3 Ways To Attract The Best Building Products Candidates To Your Company
The employment market is thankfully busy with plenty of opportunities for candidates. That does however mean that you are competing with similar companies for these same talented candidates.
Getting them to an interview is one hurdle, the next is ensuring they say yes to your company rather than the three or four others who are in hot pursuit.
As an established recruitment company in the field for many years we have observed what works and what doesn’t when it comes to attracting talent that wants to work for you.
Here are three suggestions that are simple to implement, and which will improve your chances of getting the best candidates.
Have a Structured Process
Let’s be honest no matter how good we think we are at our job or how good a catch we think we might be, moving companies and the whole interview and selection process can be both stressful and nerve-wracking. As a long-standing recruiter in the field, we have spoken to many candidates who tell unbelievable stories about their experience.
Here are examples we have heard more than once:
- An interviewer turning up an hour late.

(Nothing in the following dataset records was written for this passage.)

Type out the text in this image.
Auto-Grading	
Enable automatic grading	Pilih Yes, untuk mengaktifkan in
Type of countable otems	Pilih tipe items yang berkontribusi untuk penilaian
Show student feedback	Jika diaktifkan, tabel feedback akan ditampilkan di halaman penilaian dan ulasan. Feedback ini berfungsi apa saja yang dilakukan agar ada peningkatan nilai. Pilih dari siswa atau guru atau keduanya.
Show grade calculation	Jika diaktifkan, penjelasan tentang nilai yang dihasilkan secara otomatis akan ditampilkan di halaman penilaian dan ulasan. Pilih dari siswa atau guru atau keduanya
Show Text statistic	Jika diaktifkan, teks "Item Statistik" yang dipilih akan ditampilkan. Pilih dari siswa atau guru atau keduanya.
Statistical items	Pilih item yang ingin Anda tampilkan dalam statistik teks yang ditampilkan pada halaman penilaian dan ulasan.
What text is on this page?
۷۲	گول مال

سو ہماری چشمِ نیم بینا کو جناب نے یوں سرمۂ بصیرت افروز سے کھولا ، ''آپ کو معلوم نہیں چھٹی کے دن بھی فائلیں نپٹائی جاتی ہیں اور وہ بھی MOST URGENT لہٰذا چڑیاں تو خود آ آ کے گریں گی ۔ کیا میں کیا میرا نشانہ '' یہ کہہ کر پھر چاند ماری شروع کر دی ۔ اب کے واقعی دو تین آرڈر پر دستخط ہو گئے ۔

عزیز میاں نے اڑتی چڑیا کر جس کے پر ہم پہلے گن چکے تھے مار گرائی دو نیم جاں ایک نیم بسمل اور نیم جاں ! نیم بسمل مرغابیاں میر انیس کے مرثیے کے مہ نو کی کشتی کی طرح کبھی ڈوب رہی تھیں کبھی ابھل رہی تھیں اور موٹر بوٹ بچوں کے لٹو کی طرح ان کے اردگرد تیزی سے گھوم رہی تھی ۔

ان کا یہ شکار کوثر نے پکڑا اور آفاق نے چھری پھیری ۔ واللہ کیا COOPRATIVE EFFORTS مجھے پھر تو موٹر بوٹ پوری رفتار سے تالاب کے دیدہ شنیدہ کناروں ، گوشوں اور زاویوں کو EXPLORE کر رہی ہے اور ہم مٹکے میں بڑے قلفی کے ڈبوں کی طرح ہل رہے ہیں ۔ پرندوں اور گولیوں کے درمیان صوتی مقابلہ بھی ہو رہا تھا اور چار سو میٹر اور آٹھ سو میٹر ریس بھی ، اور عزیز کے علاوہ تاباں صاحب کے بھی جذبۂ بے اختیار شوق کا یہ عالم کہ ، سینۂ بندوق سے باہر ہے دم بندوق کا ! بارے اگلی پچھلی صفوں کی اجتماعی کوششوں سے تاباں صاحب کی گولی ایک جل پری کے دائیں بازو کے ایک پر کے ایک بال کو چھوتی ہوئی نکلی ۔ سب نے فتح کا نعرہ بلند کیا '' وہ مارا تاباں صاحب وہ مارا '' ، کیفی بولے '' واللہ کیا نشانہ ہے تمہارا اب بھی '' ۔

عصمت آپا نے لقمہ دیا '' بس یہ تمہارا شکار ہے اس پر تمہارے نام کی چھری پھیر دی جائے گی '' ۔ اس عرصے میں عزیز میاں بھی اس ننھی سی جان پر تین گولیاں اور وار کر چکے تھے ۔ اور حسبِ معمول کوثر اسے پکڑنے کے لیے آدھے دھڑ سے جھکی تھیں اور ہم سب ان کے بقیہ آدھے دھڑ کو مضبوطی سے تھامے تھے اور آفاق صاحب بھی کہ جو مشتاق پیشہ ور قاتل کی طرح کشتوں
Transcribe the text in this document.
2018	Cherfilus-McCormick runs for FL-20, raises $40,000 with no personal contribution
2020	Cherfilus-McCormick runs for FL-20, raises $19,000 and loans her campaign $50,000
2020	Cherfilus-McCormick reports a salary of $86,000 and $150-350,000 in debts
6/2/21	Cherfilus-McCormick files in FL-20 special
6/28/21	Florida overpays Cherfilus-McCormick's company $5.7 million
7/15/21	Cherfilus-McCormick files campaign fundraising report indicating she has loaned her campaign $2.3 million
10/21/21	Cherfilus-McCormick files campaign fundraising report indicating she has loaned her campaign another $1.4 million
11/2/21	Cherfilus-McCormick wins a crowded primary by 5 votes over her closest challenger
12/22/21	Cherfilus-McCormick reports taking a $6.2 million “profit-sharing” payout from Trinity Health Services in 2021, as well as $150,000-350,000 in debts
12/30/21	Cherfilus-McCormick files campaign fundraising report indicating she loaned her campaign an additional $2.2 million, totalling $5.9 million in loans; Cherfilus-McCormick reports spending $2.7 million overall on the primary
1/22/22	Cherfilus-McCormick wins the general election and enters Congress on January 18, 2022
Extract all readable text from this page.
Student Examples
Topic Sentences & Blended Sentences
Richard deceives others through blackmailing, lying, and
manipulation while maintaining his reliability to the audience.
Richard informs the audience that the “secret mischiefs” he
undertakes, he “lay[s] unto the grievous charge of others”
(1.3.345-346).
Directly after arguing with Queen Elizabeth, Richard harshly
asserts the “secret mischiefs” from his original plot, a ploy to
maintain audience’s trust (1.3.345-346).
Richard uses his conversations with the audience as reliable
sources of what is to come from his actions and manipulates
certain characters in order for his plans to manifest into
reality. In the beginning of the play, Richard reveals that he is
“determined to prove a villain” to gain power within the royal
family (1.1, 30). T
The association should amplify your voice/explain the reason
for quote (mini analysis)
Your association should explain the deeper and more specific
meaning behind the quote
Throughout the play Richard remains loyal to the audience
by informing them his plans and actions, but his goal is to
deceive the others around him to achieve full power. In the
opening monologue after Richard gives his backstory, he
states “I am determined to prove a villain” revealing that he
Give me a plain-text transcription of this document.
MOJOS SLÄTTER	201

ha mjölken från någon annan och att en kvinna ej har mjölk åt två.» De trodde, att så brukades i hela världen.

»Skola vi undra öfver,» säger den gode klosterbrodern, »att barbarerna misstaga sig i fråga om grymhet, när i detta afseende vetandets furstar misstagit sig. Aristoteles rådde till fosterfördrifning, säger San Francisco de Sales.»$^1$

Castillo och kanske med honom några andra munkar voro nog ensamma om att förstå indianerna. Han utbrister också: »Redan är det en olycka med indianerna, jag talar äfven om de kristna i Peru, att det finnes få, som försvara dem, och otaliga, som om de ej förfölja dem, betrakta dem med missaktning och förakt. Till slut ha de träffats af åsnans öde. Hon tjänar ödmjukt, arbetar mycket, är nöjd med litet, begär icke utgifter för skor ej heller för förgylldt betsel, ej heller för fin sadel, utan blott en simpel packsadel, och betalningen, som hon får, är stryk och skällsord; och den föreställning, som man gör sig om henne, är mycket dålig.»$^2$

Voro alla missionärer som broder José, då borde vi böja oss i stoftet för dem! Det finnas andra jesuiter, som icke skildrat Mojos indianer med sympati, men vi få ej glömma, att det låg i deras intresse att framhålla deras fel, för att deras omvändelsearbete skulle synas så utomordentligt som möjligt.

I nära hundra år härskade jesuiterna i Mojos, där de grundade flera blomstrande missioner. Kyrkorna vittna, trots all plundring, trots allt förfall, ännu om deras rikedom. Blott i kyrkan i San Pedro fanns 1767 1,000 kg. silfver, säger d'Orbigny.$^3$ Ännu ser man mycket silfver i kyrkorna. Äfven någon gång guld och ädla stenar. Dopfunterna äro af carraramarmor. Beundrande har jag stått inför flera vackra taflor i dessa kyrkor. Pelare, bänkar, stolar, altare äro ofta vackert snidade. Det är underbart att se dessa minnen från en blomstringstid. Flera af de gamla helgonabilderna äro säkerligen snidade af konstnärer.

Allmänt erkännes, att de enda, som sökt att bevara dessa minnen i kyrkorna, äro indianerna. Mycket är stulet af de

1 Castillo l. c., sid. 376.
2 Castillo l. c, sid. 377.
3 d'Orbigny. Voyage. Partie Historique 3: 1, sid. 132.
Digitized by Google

- Being interviewed by someone who had apparently had a jolly, alcohol-fuelled lunch less than an hour before.
- Having the interview cancelled while waiting in reception,
- Being asked unstructured and strange questions that seemed to have no relevance to the role they were applying for.
Also, vague role profiles, a lengthy interview process, and no feedback are all ways not to create a great interview experience.
The truth is the interview and selection process can be simple and straightforward. Communication in a timely and friendly manner about precisely what will happen during the process, will attract rather than repel talent.
During an interview, good people expect to be asked about what they can deliver to an organisation and demonstrate the value they have added to other companies. However; this brings me to something else that can make candidates head out of the door, never to return.
Interview Rather Than Interrogation
While we all might have enjoyed watching Jeremy Paxman grilling politicians on TV; this is not the best style to use when you are interviewing a candidate. The definition of the word interview
is a meeting of people for; consultation, discussion, and conference.
If we go back to the first suggestion, a structured well thought out process will help in creating a good atmosphere for both the interviewer and candidate. Using a competency style interview process with all the candidates interviewed ensures consistency. This will then result in a decision based on facts.
Please note: Using an aggressive tone or, good cop bad cop interviewing is old school.
Ask great questions and then listen to what the candidate has to say. It is fine to ask questions when you want more detail from the candidate such as; “tell me more about that?”. “So what did you do next?” Aggressive interviewing is counterproductive and will leave a poor impression about you and your organisation, which leads me to a final point.
Sell Your Company and The Role In Question
In recruitment speak we are in something known as a ‘candidate driven market.’ It’s a consequence of a skills shortage.
The stark truth is that good building products candidates can pick and choose whom they work for.
You might have been on the receiving end already of an excellent candidate accepting an offer from one of your competitors. In today’s recruitment world companies need to sell both the role in question and their organisation to potential hires.
We have mentioned a couple of simple strategies already:
- A structured interview process
- Interview rather than interrogation
Here are some other convincers to persuade people to say yes to you:
- A comprehensive role profile; what will they be involved in? What accounts will they get to manage?
- A transparent salary and benefits package
- Training and development and a structured career ladder
- A company that has a vision
All things I am sure you already have in place but are you communicating them compellingly and enthusiastically?